Conscient de la réalité de son sport, Crawford connaît la hauteur de la tâche. « Le combat doit faire sens sur le plan du business, rappelle-t-il à ESPN. Haymon ne va pas envoyer ses boxeurs sur ESPN si cela ne fait pas sens et Arum ne va pas m’envoyer sur Showtime si cela ne fait pas sens. » L’ancien champion unifié et incontesté des super-légers pioche tout de même dans son passé pour rester optimiste. « J’ai déjà affronté deux gars qui combattent chez Showtime, Felix Diaz et John Molina, donc cela ne devrait pas empêcher que cela se fasse. On doit juste voir ce qui est le meilleur pour chacun de nous. » On ne va pas cultiver les faux espoirs : la chose ne devrait pas arriver avant, au mieux, l’automne 2019. Car Spence a d’autres gros chats de l’écurie Haymon-PBC-Showtime à fouetter d’ici là.

« Danny Garcia et Shawn Porter vont s’affronter pour la ceinture WBC (le 25 août à Brooklyn, ndlr) et je veux le vainqueur pour un combat d’unification, a lancé en conférence de presse, à l’issue de sa victoire sans trembler sur Ocampo, celui qui pourrait affronter l'Américain Jessie Vargas (28-2-1 ; 10 KO) à l'automne en attendant le vainqueur de Garcia-Porter. Nous avons le même manager et nous combattons tous sur Showtime. Quelle raison de ne pas le faire ? Je veux ce combat dès qu’il est disponible. » Il sera sans doute ensuite l’heure de se tourner vers Keith Thurman, autre poulain du trio Haymon-PBC-Showtime et détenteur du titre WBA Super de la catégorie. Avec deux victoires dans ces deux combats, Spence n’aurait plus qu’un seul horizon (même si Mikey Garcia, champion WBC des légers, a titillé l’idée de monter chez les welters dans les mois à venir pour le défier) : la ceinture WBO de Crawford. Mais comment occuper ce dernier d’ici là ?

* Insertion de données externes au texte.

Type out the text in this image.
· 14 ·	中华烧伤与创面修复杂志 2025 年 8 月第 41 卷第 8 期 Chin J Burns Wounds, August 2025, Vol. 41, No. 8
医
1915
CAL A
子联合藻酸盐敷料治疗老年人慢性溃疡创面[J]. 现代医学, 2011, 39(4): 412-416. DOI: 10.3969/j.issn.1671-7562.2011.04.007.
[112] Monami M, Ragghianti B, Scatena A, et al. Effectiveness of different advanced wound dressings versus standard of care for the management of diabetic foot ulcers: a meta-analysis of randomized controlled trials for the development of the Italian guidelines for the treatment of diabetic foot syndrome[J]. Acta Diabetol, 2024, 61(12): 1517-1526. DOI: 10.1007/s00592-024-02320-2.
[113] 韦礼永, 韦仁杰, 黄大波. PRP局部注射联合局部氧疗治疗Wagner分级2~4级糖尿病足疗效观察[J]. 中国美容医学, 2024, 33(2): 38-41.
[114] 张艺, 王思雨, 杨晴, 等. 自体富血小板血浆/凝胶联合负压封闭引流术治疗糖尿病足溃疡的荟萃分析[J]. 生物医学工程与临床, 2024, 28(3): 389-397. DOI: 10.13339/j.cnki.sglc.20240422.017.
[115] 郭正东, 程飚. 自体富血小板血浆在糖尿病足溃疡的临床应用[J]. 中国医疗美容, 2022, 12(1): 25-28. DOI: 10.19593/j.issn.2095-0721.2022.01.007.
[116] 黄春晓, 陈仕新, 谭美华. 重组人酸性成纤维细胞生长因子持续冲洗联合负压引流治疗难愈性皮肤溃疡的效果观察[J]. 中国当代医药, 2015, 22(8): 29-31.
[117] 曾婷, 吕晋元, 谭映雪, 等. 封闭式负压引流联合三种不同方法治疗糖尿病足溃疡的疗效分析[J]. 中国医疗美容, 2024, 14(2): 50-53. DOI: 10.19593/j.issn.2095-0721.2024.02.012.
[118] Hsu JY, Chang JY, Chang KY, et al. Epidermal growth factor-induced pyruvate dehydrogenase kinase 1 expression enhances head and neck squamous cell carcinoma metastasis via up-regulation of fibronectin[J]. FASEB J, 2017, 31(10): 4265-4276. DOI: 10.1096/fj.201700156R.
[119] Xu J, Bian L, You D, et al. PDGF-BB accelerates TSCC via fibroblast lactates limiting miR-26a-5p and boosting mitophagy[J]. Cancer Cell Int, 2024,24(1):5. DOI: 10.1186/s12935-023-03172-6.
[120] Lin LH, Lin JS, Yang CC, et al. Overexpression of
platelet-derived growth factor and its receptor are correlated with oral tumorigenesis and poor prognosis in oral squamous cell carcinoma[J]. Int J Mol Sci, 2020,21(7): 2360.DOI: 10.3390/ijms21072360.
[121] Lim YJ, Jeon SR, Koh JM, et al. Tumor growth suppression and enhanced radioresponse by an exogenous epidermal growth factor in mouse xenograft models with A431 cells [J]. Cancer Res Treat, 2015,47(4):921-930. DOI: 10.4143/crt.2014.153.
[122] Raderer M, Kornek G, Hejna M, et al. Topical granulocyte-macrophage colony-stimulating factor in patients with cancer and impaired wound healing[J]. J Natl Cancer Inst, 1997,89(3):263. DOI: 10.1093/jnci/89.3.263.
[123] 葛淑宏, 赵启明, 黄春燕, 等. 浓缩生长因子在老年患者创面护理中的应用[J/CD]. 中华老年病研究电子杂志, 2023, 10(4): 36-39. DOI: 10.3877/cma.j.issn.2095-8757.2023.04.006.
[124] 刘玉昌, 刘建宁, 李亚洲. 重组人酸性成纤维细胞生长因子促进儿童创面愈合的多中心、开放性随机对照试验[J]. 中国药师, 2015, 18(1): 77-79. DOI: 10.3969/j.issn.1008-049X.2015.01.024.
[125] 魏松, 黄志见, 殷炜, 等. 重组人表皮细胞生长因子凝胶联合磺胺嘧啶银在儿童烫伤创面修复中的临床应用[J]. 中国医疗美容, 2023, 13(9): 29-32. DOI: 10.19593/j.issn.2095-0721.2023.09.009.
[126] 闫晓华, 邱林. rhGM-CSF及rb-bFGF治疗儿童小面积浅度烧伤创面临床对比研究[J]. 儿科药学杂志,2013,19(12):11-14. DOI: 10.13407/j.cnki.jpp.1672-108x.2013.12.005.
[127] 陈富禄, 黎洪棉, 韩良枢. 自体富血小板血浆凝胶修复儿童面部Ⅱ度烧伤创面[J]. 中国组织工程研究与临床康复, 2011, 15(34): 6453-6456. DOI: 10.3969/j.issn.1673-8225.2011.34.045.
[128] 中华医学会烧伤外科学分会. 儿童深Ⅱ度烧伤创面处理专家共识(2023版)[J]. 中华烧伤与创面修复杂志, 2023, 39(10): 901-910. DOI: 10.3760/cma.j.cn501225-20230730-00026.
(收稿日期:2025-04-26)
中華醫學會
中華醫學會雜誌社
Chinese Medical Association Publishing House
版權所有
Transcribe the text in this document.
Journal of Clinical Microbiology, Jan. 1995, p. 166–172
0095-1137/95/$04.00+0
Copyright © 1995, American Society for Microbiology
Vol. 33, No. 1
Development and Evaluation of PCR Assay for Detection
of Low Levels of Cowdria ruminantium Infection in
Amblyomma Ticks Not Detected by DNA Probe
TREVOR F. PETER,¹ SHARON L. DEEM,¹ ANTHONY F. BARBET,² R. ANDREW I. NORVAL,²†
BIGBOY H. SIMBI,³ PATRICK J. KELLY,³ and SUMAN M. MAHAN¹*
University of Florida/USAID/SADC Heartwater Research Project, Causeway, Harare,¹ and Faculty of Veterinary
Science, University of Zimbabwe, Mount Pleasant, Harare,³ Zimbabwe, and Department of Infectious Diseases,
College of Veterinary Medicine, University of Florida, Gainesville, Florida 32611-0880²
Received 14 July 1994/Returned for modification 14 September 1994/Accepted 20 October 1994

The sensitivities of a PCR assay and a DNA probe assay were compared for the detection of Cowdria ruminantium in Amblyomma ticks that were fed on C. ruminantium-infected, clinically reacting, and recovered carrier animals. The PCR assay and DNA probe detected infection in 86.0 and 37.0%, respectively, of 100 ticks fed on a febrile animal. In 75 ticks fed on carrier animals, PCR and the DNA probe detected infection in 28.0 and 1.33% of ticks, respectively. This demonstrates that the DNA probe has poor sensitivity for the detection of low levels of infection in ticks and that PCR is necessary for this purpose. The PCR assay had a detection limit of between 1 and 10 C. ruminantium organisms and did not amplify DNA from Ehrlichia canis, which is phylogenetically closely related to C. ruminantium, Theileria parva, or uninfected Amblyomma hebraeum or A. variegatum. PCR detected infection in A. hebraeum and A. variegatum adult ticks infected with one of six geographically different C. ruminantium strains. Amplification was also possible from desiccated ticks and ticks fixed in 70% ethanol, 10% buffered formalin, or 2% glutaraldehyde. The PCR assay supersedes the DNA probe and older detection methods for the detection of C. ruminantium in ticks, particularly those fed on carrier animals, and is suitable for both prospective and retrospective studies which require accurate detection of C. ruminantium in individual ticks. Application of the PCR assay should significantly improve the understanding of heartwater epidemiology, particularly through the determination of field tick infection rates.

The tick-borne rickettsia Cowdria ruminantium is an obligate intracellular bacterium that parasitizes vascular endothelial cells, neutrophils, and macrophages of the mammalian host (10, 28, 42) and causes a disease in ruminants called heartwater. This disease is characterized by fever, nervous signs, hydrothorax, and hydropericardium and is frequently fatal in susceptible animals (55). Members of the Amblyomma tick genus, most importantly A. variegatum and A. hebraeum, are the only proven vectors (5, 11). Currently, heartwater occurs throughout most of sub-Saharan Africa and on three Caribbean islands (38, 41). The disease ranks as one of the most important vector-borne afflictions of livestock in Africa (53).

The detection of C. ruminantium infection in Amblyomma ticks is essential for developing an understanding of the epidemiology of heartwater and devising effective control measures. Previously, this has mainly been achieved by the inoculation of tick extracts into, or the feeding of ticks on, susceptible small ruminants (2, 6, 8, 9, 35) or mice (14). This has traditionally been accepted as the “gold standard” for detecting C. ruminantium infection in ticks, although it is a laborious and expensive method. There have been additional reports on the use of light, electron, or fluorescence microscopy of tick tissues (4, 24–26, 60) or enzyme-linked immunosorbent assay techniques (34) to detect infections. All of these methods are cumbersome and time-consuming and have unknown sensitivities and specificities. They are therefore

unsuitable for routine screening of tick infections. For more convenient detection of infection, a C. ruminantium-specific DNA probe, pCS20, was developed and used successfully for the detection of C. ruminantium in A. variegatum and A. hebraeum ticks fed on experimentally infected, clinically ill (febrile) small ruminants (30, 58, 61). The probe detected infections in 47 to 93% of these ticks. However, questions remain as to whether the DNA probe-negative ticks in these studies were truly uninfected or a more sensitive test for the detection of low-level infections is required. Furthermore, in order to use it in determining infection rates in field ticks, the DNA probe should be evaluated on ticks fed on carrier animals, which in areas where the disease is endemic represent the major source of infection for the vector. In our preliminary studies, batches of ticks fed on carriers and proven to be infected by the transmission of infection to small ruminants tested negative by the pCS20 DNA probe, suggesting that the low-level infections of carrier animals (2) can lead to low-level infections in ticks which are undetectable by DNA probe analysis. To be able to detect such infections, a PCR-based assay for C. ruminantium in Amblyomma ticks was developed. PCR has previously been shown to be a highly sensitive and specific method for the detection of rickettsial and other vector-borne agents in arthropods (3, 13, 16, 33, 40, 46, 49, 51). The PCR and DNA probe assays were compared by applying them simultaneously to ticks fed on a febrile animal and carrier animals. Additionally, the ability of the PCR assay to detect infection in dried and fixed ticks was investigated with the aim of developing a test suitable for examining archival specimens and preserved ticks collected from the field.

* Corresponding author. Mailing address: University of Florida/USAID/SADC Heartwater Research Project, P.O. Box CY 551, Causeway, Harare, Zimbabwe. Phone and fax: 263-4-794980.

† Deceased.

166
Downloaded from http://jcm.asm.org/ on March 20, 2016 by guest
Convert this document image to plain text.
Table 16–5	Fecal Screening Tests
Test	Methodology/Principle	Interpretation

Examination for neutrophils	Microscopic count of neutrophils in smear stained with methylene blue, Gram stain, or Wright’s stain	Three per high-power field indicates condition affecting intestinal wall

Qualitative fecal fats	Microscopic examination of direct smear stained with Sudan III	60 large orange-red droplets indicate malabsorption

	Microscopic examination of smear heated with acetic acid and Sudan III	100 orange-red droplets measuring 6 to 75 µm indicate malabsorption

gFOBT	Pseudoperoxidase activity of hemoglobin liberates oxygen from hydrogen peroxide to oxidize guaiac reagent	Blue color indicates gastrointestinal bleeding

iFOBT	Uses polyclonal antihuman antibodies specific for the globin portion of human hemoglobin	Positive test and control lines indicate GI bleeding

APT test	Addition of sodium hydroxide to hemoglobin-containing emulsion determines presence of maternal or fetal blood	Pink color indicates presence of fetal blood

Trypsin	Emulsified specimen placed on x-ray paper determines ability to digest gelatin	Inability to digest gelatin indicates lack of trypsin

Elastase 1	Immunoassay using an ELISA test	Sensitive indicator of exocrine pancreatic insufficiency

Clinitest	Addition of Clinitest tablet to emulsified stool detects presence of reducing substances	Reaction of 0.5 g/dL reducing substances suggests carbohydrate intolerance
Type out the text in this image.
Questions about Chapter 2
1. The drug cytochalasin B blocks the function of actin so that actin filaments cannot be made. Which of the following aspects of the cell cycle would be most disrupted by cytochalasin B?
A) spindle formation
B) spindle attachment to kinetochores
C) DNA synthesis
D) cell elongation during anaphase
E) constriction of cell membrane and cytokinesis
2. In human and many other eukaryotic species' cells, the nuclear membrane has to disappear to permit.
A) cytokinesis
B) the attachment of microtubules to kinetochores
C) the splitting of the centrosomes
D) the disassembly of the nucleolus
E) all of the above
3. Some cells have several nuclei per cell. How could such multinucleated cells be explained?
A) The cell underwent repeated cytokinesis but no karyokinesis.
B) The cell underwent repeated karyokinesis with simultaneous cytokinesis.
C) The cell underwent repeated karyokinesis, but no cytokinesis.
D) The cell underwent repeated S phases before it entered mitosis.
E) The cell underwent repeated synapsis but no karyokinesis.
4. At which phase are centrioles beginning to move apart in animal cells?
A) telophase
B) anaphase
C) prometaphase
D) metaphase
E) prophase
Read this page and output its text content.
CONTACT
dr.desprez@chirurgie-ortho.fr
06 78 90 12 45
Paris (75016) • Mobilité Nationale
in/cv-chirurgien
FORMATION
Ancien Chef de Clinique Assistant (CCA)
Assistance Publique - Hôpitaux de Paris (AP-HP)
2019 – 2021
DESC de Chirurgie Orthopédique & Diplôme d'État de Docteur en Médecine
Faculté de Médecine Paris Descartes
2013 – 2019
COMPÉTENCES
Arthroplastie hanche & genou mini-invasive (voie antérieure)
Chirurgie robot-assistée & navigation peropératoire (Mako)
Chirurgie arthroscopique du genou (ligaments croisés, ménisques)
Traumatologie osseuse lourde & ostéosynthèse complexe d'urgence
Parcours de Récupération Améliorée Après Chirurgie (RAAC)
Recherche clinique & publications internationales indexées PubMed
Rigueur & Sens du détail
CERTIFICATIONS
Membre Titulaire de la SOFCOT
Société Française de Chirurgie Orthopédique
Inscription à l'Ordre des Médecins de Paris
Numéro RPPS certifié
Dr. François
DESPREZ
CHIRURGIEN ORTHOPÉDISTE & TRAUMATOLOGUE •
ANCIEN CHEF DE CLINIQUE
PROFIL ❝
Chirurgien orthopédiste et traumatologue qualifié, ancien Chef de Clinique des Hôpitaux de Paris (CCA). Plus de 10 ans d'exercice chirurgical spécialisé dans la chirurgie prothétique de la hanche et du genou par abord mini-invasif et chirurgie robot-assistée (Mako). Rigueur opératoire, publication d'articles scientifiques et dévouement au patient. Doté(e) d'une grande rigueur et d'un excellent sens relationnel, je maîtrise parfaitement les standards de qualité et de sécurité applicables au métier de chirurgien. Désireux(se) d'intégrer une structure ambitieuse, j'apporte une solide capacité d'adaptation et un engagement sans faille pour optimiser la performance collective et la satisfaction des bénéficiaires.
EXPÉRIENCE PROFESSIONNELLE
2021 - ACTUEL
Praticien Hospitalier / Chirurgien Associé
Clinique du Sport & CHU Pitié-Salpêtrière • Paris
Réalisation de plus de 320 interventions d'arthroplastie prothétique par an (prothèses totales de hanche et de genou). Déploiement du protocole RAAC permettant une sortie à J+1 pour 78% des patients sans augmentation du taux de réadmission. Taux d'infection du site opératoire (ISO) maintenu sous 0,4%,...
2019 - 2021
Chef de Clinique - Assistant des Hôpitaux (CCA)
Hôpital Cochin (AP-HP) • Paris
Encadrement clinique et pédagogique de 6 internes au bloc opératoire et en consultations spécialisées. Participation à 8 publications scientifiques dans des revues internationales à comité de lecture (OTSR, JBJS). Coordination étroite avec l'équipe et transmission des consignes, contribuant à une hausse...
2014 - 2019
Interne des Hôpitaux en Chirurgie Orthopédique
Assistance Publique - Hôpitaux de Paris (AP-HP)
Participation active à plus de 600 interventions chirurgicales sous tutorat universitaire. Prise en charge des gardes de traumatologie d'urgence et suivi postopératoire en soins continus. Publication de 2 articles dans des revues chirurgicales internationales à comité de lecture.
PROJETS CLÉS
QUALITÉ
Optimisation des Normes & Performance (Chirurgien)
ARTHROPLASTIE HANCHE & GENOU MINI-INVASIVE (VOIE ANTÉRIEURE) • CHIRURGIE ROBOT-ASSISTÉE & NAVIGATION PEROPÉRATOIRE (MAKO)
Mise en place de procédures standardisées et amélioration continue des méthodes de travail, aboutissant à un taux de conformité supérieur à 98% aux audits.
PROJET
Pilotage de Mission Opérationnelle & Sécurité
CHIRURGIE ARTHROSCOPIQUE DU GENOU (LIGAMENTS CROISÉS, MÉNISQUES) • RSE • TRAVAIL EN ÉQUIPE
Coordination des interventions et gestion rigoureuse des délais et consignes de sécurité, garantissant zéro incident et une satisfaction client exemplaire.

Son promoteur Bob Arum explique que « Bud » remontera sur un ring mi-octobre chez lui, au Nebraska, et évoque parmi les adversaires possibles l’Argentin Lucas Matthysse, champion WBA « régulier » qui doit remettre son titre en jeu le 15 juillet contre la légende philippine Manny Pacquiao, mais aussi l’Américain Jose Benavidez (27-0) ou le Dominicain Carlos Adames (14-0) voire le Britannique Amir Khan. Mais il confirme également qu’il pourrait affronter « un ou plusieurs » des combattants Haymon-PBC-Showtime en 2019. Avant peut-être le choc que tout le monde attend. Et dont Spence s’imagine, l’inverse aurait été bizarre, sortir le bras levé. « Crawford est malin, il est capable de garde pendant les combats, il bouge bien… Il sait boxer, quoi, résume-t-il pour ESPN. Mais j’ai l’impression d’être plus gros, plus puissant et tout aussi précis. J’ai une mâchoire plus résistante et je frappe plus fort. Si l’on considère tout cela, je le détruirais. » Peut-être que oui, peut-être que non. Seule certitude ? On sera nombreux devant l’écran pour voir ça.